The various meanings are obviously related on some level — perhaps by a line of metaphors – but they are not related in any formal sense, any more than simple groups are related to simple roots. Mathematical terms are arbitrary, and their names should not be construed as dictating their meanings.

• I don't see how the "class of polynomial" example and the "of, or relating to, lines" example differ. Aren't those exactly the same thing? Nov 29 '21 at 16:43
• It really makes little difference; this is not English Language & Usage. Nov 29 '21 at 16:46
• By the way, these definitions are taken from Wiktionary, so that’s where your doubt should be targeted. Nov 29 '21 at 16:53

Linear for data structures typically refers to an O(n) algorithm. I.e. the time is bounded by c.n for some constant c > 0. The function f(n) = c.n when represented in the Cartesian plane forms a straight line.

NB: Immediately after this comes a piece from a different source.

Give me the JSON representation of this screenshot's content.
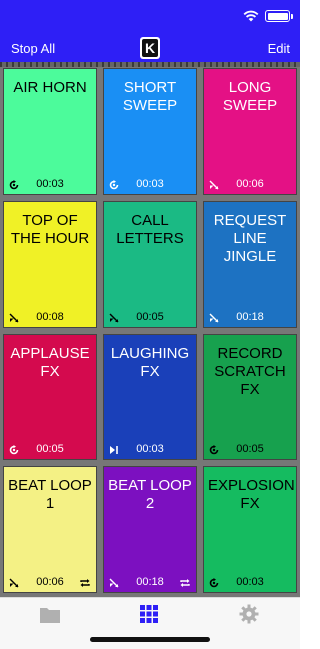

If you purely view linear as "iterating through the data sequentially" then this presumably refers to the fact that the data can be represented on a straight line, reflecting that one element can be accessed from another via a successor" function that fits the straight line order.

The term linear function f(x) satisfying 1) and 2) in your question can determine a straight line in 2 dimensions. A linear function is used in linear algebra and can represent more general linear structures", for instance a plane.

All of these are likely to be related to this last interpretation of linear parts of vector spaces.